Jahresempfang des Kirchenkreises Grafschaft Diepholz gestern Abend in Freistatt / Rund 90 Gäste

Glauben nicht nur predigen, sondern leben

Klaus Priesmeier, Superintendent des Kirchenkreises Grafschaft Diepholz (v.li.), begrüßte gestern Horst Glockzien (2. Vorsitzender im Kirchenkreisvorstand Grafschaft Diepholz), Dieter Finke-Gröne (Leitender Ministerialrat der Mittelstandsabteilung im niedersächsischen Ministerium für Wirtschaft, Arbeit und Verkehr) und Landrat Gerd Stötzel.

FREISTATT (kat) · Kirche und Wirtschaft – passt das überhaupt zusammen? Ja, es passt und diese Verbindung ist sogar längst überfällig – diese Feststellung trafen gestern Abend alle Redner, die zum Empfang des evangelisch-lutherischen Kirchenkreises Grafschaft Diepholz in die Moorkirche in Freistatt gekommen waren, um vor rund 90 Gästen zu sprechen.
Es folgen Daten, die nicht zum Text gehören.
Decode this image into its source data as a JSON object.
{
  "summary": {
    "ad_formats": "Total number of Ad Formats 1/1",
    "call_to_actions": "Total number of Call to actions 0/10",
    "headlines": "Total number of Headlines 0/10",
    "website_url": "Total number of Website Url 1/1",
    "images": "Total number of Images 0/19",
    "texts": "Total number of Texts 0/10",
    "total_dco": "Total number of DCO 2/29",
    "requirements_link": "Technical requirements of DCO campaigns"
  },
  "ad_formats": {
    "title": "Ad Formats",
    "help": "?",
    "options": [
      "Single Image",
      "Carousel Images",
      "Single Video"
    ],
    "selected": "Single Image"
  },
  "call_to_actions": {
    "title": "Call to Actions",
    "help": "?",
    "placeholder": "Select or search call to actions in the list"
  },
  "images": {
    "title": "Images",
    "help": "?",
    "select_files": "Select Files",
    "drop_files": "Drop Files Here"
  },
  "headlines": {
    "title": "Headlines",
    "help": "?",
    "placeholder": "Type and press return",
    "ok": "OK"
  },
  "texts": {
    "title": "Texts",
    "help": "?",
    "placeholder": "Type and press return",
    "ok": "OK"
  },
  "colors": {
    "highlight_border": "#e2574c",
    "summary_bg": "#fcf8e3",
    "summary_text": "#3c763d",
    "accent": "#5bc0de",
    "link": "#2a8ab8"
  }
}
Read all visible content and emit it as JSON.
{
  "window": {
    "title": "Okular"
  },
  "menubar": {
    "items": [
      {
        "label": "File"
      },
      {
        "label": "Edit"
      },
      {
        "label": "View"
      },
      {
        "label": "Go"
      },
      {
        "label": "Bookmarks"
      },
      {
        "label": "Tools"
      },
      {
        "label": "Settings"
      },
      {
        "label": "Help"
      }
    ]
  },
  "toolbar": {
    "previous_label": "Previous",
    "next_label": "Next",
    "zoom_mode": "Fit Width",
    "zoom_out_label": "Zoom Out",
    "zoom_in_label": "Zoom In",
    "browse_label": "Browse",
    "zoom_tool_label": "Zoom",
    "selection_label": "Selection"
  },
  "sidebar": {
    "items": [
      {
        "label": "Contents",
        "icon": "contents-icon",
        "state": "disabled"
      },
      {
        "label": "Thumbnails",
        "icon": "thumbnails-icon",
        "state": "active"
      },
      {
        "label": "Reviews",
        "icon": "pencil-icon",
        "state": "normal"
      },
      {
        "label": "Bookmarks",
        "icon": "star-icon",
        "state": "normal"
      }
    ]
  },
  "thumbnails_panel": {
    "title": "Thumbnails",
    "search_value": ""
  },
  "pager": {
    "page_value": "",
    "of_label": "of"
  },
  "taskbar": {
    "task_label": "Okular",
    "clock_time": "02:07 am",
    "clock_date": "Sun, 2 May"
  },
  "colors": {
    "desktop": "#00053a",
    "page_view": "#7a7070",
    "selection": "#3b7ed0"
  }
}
„Wirtschaften für das Leben“ lautete der Titel des Abends und Klaus Priesmeier, Superintendent des Kirchenkreises Grafschaft Diep-holz, eröffnete den Reigen der Redner, in dem er zunächst Vertreter der Kirchen sowie aus Politik und Wirtschaft begüßte, darunter MdB Axel Knoerig (CDU), Oberstudiendirektor Hans-Joachim Jacke (Berufsbildungszentrum Dr. Ulderup) und Superintendent Dr. Jörn-Michael Schröder (Kirchenkreis Syke-Hoya).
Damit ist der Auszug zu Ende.